JUJUR - STAY TRUE WITH YOUR SELF


JUJUR…. STAY TRUE!!
Meski saya sering banget ngomong ke teman-teman untuk jangan takut pada segala tantangan, dan tetap percaya diri, namun praktiknya memang nggak mudah untuk dilakukan. Kadang saya sendiri masih susah banget untuk bisa menerapkannya. Mungkin bukan cuma takut dengan orang lain, tapi lebih parahnya lagi takut sama diri saya sendiri. Takut sama ketakutan yang saya ciptakan sendiri, kayak takut nggak bisa maksimal, takut mengecewakan, dll. Lewat tulisan ini, saya akan sedikit berbagi tentang ‘secuil’ cerita di balik pengalaman saya dalam sidang skripsi yang baru saja saya lewati.
Saat diumumin dengan nilai yang diperoleh, saat itu yang ada di kepala saya , Gosh!! Berarti setelah ini masih banyak perjuangan yang harus diperjuangkan. Tidak cukup sampai disini. Ekspektasinya mungkin cukup besar, padahal belum jelas juga arahyang akan saya tempuh.

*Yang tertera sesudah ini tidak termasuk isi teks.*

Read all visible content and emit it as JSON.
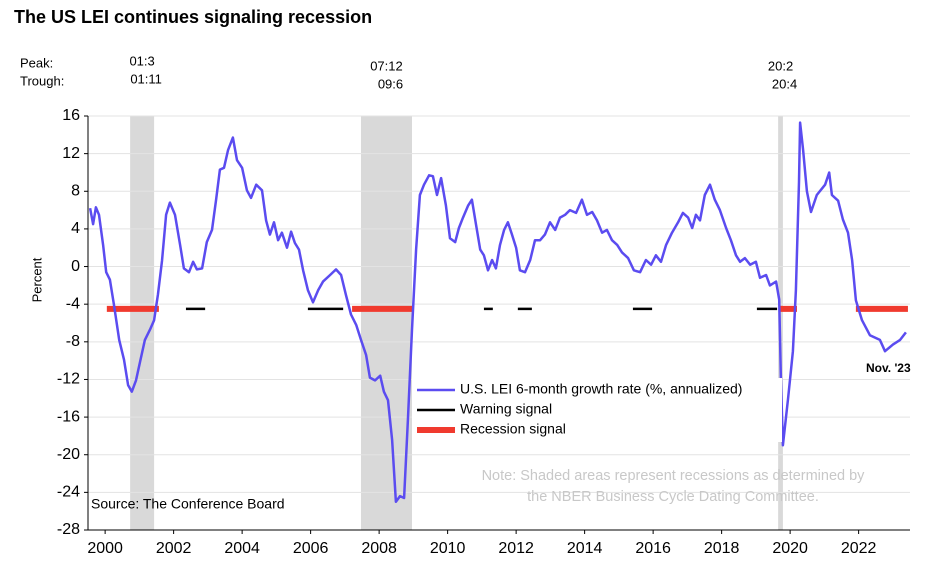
{
  "chart_data": {
    "type": "line",
    "title": "The US LEI continues signaling recession",
    "y_label": "Percent",
    "peak_label": "Peak:",
    "trough_label": "Trough:",
    "xlim": [
      1999.5,
      2023.5
    ],
    "xticks": [
      2000,
      2002,
      2004,
      2006,
      2008,
      2010,
      2012,
      2014,
      2016,
      2018,
      2020,
      2022
    ],
    "ylim": [
      -28,
      16
    ],
    "yticks": [
      -28,
      -24,
      -20,
      -16,
      -12,
      -8,
      -4,
      0,
      4,
      8,
      12,
      16
    ],
    "grid": true,
    "recessions": [
      {
        "peak": "01:3",
        "trough": "01:11",
        "x": [
          2000.73,
          2001.43
        ]
      },
      {
        "peak": "07:12",
        "trough": "09:6",
        "x": [
          2007.47,
          2008.96
        ]
      },
      {
        "peak": "20:2",
        "trough": "20:4",
        "x": [
          2019.65,
          2019.79
        ]
      }
    ],
    "series": [
      {
        "name": "U.S. LEI 6-month growth rate (%, annualized)",
        "color": "#5b4cf0",
        "x": [
          1999.56,
          1999.65,
          1999.73,
          1999.82,
          1999.94,
          2000.03,
          2000.14,
          2000.26,
          2000.41,
          2000.55,
          2000.67,
          2000.78,
          2000.9,
          2001.02,
          2001.16,
          2001.31,
          2001.43,
          2001.54,
          2001.66,
          2001.78,
          2001.89,
          2002.04,
          2002.19,
          2002.3,
          2002.45,
          2002.57,
          2002.68,
          2002.83,
          2002.97,
          2003.12,
          2003.24,
          2003.35,
          2003.47,
          2003.59,
          2003.73,
          2003.85,
          2004.0,
          2004.14,
          2004.26,
          2004.41,
          2004.58,
          2004.7,
          2004.81,
          2004.93,
          2005.05,
          2005.16,
          2005.31,
          2005.43,
          2005.54,
          2005.66,
          2005.78,
          2005.92,
          2006.07,
          2006.22,
          2006.36,
          2006.57,
          2006.74,
          2006.89,
          2007.03,
          2007.18,
          2007.33,
          2007.47,
          2007.62,
          2007.73,
          2007.88,
          2008.03,
          2008.14,
          2008.26,
          2008.38,
          2008.49,
          2008.61,
          2008.73,
          2008.84,
          2008.96,
          2009.08,
          2009.19,
          2009.31,
          2009.46,
          2009.57,
          2009.69,
          2009.81,
          2009.95,
          2010.07,
          2010.22,
          2010.33,
          2010.45,
          2010.6,
          2010.71,
          2010.83,
          2010.95,
          2011.06,
          2011.18,
          2011.3,
          2011.41,
          2011.53,
          2011.65,
          2011.76,
          2011.88,
          2012.0,
          2012.11,
          2012.26,
          2012.41,
          2012.55,
          2012.7,
          2012.84,
          2012.99,
          2013.14,
          2013.28,
          2013.43,
          2013.57,
          2013.75,
          2013.92,
          2014.07,
          2014.22,
          2014.36,
          2014.51,
          2014.65,
          2014.8,
          2014.95,
          2015.09,
          2015.27,
          2015.44,
          2015.62,
          2015.79,
          2015.94,
          2016.08,
          2016.23,
          2016.38,
          2016.55,
          2016.73,
          2016.87,
          2017.02,
          2017.14,
          2017.25,
          2017.37,
          2017.51,
          2017.66,
          2017.8,
          2017.95,
          2018.13,
          2018.27,
          2018.42,
          2018.54,
          2018.68,
          2018.83,
          2019.0,
          2019.12,
          2019.3,
          2019.41,
          2019.59,
          2019.68,
          2019.73,
          2019.79,
          2019.94,
          2020.08,
          2020.17,
          2020.26,
          2020.29,
          2020.38,
          2020.49,
          2020.61,
          2020.78,
          2021.02,
          2021.14,
          2021.22,
          2021.4,
          2021.54,
          2021.69,
          2021.81,
          2021.92,
          2022.1,
          2022.33,
          2022.62,
          2022.77,
          2023.0,
          2023.21,
          2023.38
        ],
        "values": [
          6.2,
          4.5,
          6.3,
          5.5,
          2.3,
          -0.6,
          -1.4,
          -4.1,
          -7.8,
          -9.9,
          -12.6,
          -13.3,
          -12.1,
          -10.1,
          -7.8,
          -6.7,
          -5.7,
          -3,
          0.6,
          5.5,
          6.8,
          5.5,
          2.3,
          -0.2,
          -0.6,
          0.5,
          -0.3,
          -0.2,
          2.6,
          3.9,
          7.1,
          10.3,
          10.5,
          12.4,
          13.7,
          11.3,
          10.5,
          8.1,
          7.3,
          8.7,
          8.1,
          4.9,
          3.4,
          4.7,
          2.8,
          3.6,
          2,
          3.7,
          2.5,
          1.8,
          -0.4,
          -2.5,
          -3.8,
          -2.5,
          -1.6,
          -0.9,
          -0.3,
          -0.9,
          -3,
          -5.1,
          -6.2,
          -7.8,
          -9.4,
          -11.8,
          -12.1,
          -11.6,
          -13.3,
          -14.2,
          -18.4,
          -25,
          -24.4,
          -24.6,
          -16.3,
          -6.7,
          1.8,
          7.6,
          8.7,
          9.7,
          9.6,
          7.6,
          9.4,
          6.5,
          3,
          2.6,
          4.1,
          5.2,
          6.5,
          7.1,
          4.4,
          1.8,
          1.2,
          -0.4,
          0.7,
          -0.2,
          2.3,
          3.9,
          4.7,
          3.4,
          2,
          -0.4,
          -0.6,
          0.7,
          2.8,
          2.8,
          3.4,
          4.7,
          3.9,
          5.2,
          5.5,
          6,
          5.7,
          7.1,
          5.5,
          5.8,
          4.9,
          3.6,
          3.9,
          2.8,
          2.3,
          1.5,
          0.9,
          -0.4,
          -0.6,
          0.7,
          0.2,
          1.2,
          0.5,
          2.3,
          3.6,
          4.7,
          5.7,
          5.2,
          4.1,
          5.5,
          4.9,
          7.6,
          8.7,
          7.1,
          6,
          4.1,
          2.8,
          1.2,
          0.5,
          0.9,
          0.2,
          0.5,
          -1.2,
          -0.9,
          -2,
          -1.6,
          -3.5,
          -12,
          -19,
          -14,
          -9,
          -2.5,
          9,
          15.3,
          12.4,
          8,
          5.8,
          7.6,
          8.7,
          10,
          7.6,
          7,
          5,
          3.6,
          0.7,
          -3.6,
          -5.7,
          -7.3,
          -7.8,
          -9,
          -8.3,
          -7.8,
          -7
        ]
      }
    ],
    "signals": [
      {
        "name": "Warning signal",
        "color": "#000000",
        "level": -4.5,
        "ranges": [
          [
            2002.36,
            2002.92
          ],
          [
            2005.92,
            2006.95
          ],
          [
            2011.06,
            2011.32
          ],
          [
            2012.05,
            2012.46
          ],
          [
            2015.41,
            2015.97
          ],
          [
            2019.03,
            2019.62
          ]
        ]
      },
      {
        "name": "Recession signal",
        "color": "#f03a2e",
        "level": -4.5,
        "ranges": [
          [
            2000.05,
            2001.57
          ],
          [
            2007.21,
            2008.96
          ],
          [
            2019.68,
            2020.2
          ],
          [
            2021.92,
            2023.44
          ]
        ]
      }
    ],
    "annotation": "Nov. '23",
    "source": "Source: The Conference Board",
    "note": [
      "Note: Shaded areas represent recessions as determined by",
      "the NBER Business Cycle Dating Committee."
    ]
  }
}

Saya sadar banget saat itu, kalo saya harus melakukan persiapan yang lebih matang. Tapi di saat yang sama saya udah kebayang bahwa saya ga bisa seluasa sebelumnya kali ini. Karena saya saat itu masih dalam keadaanyang galau, karena ketika itu jadwal ujian saya mungkin bisa hari selanjutnya, tapi saya yang meminta untuk maju, entah dorongan apa yang membuat saya ingin mmemajukan hari sidang. habis itu masih ada tugas tugas yang numpuk, dll. Di sisi lain saya sadar banget, kalo saya mau dapet nilai cakep saya harus prepare jauh lebih baik, khususnya untuk sidang. Sejak menginjakkan kaki di bangku universitas terus terang saya paling takut di komponen karya tulis ilmiah. Karena saya sendiri menyadari, bahwa saya ga terlalu bagus untuk menulis ilmiah, metode penelitian juga masih kurang, dll. Apalagi dalam berbahasa arab, uslub saya masih berantakan, Paper saya sebelumnya dalam tugas materi kuliah, saya nilai agaklah berantakan, banyak lompatan berpikir, struktur ga jelas, dll. Topiknya sendiri terus terang saya juga kurang klik.

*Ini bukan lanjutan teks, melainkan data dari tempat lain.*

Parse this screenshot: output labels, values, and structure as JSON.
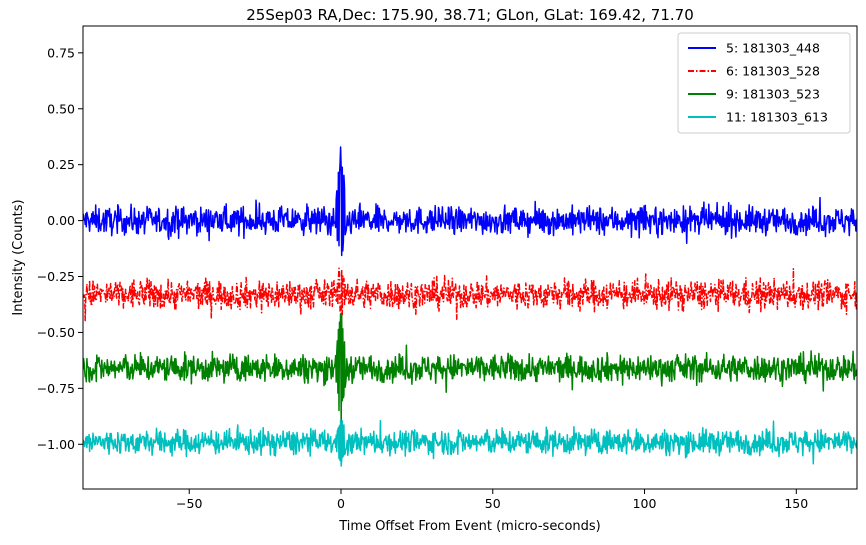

Akhirnya setelah mikir-mikir dan diskusi, kepikiran untuk mengubah outline (isi) makalah saya, dengan topik yang baru dan gagasan yang baru juga. Sesuatu yang saya pikir lebih saya kuasai, sukai, dan yakini. Namun, karena saya harus tahu justifikasi ilmiahnya, saya harus kosongkan lagi gelas pikiran saya. Artinya mulai dari Nol lagi. Saya ngabisin sekitar satu minggu untuk baca jurnal-jurnal atau buku yang terkait sama apa yang saya tulis. Senang banget rasanya baca bahan, dan nemuin justifikasi dari asumsi-asumsi saya yang udah hinggap di kepala entah berapa lama. Nikmat banget baca jurnal-jurnal ini. Sampe akhirnya saya sadar, kalo waktu saya untuk ngumpulin skripsi semakin dekat.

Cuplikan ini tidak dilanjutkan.